Authors Erika Moen and Matthew Nolan are a married couple of comics creators. They have produced the sex education webcomic Oh Joy Sex Toy since 2013. Let's Talk About It was published by Random House Graphic on March 9, 2021. Layout assistance for the graphic novel was provided by Maria Frantz.

==Contents==
As a sex education guidebook, Let's Talk About It introduces and provides an overview of sex and relationships for minors and young adults. Topics in the graphic novel are presented in sections through a series of conversations between teenaged characters. Each section has a lesson that begins with a problem confronted by the characters, which leads to an explanatory section on the topic, and eventually returns to a resolution by the characters that the section began with. In the dialogues, the characters engage with topics of physicality and identity.

Let's Talk About It defines and describes concepts relating to gender, sexuality, body image, and anatomy. The graphic novel contains detailed information on sex, masturbation, orgasms, birth control, and the prevention of STIs. It also includes sections on sexting, kinks, fantasies, and pornography. The book has graphic illustrations, including those of naked humans and sex positions. The graphic novel includes an overview of various types of relationships, including monogamy, polyamory, open relationships, and companionate love. Let's Talk About It additionally addresses jealousy, rejection, and abuse in relationships. It stresses the importance of consent between partners in sexual activities, while emphasizing open-mindedness and encouraging experimentation. The book's illustrations are inclusive and diverse, with characters that represent various body shapes, ethnicities, gender identities, and abilities.
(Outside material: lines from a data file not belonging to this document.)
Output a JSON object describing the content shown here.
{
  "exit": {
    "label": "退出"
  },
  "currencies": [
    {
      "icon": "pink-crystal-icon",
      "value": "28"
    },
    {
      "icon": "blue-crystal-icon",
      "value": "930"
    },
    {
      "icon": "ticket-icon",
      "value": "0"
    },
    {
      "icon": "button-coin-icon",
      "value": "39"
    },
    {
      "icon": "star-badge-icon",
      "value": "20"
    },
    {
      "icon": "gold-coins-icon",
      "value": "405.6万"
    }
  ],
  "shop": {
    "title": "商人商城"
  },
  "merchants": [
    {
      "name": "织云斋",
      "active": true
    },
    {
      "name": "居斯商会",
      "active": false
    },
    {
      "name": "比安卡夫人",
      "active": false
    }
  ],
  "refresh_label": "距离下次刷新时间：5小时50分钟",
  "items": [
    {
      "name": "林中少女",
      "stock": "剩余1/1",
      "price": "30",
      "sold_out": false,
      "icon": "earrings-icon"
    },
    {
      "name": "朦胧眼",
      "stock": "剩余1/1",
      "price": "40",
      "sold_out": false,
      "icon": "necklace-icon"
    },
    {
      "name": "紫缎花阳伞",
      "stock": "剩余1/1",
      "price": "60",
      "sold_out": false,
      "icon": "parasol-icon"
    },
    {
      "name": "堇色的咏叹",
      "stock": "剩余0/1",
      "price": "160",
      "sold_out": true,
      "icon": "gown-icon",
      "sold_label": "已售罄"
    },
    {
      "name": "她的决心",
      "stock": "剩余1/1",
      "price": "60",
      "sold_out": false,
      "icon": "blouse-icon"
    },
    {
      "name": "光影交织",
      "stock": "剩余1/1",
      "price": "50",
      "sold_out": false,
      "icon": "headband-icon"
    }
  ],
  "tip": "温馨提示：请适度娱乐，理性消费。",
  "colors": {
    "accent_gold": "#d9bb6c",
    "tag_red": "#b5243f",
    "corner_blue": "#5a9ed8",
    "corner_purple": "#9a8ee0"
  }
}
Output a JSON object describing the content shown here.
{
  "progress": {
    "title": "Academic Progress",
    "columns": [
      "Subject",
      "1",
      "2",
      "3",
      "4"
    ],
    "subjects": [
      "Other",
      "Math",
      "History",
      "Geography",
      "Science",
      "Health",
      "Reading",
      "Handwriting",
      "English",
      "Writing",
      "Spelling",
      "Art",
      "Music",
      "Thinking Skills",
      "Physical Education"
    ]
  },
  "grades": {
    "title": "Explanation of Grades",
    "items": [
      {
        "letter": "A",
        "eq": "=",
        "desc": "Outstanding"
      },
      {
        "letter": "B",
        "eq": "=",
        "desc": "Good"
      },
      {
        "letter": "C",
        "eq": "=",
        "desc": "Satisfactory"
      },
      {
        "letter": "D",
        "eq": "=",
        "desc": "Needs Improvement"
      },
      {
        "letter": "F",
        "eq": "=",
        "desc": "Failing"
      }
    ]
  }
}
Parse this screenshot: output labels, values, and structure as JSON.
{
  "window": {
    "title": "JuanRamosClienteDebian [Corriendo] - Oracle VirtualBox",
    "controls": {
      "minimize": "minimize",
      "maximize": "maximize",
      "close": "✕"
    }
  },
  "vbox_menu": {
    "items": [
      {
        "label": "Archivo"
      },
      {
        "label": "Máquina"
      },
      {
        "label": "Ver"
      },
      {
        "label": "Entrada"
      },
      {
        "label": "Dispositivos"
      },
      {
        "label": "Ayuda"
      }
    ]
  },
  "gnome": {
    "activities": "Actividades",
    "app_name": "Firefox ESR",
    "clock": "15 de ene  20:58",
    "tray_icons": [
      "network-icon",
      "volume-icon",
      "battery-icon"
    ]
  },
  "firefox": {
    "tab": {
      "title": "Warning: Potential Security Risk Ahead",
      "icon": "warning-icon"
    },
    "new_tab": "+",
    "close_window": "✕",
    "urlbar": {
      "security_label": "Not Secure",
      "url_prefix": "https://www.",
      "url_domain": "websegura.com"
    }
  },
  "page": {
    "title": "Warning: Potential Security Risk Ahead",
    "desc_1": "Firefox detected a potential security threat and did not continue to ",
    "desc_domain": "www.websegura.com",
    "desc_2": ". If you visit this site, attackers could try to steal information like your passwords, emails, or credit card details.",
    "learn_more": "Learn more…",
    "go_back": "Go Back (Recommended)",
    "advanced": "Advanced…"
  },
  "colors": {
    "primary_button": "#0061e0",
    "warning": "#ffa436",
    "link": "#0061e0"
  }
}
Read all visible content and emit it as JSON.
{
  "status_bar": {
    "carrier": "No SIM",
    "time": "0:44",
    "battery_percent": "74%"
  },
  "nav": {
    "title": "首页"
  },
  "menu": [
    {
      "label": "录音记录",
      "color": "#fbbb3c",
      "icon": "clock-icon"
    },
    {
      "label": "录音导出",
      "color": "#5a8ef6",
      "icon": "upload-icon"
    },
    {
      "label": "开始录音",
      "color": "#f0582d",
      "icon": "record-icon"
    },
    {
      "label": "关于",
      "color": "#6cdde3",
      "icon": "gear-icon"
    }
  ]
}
The conclusion of Let's Talk About It has a letter from the authors, who describe how they "set out with a goal of producing the book that they wish they had access to when they were teenagers".

==Reception==
Let's Talk About It has received some positive reviews, garnering praise for its comprehensiveness and inclusivity. A review in Kirkus Reviews found that the graphic novel has a tone that is sex positive and honest, while being "colorful, visually appealing, and easy-to-read". A Publishers Weekly review found that the book was "refreshingly inclusive" and said that it offers "comprehensive, no-nonsense information on sex and sexuality". Avery Kaplan writes in a review that the book offers "practical, important information about sex that is often withheld from teenagers, either because of archaic moral judgments or authoritative ignorance." A review in the School Library Journal concluded that "A sprinkling of profanity (including the odd F-bomb) must be noted as it may affect a school library's ability to shelve it."

==Censorship==
Since its publishing in 2021, Let's Talk About It has been the subject of many attempts to ban the work in the United States from public libraries and schools. Activist groups have challenged the book, for being what has been declared as pornographic or obscene content of minors. A challenge is a request to have a book removed from a library and precedes the banning or removing the book from library shelves. The book has also been challenged for its LGBTQIA+ content. The American Library Association included Let's Talk About It in its 'Top 10 Most Challenged Books of 2023'. According to the association, the book's inclusion in libraries was challenged 55 times in 2023.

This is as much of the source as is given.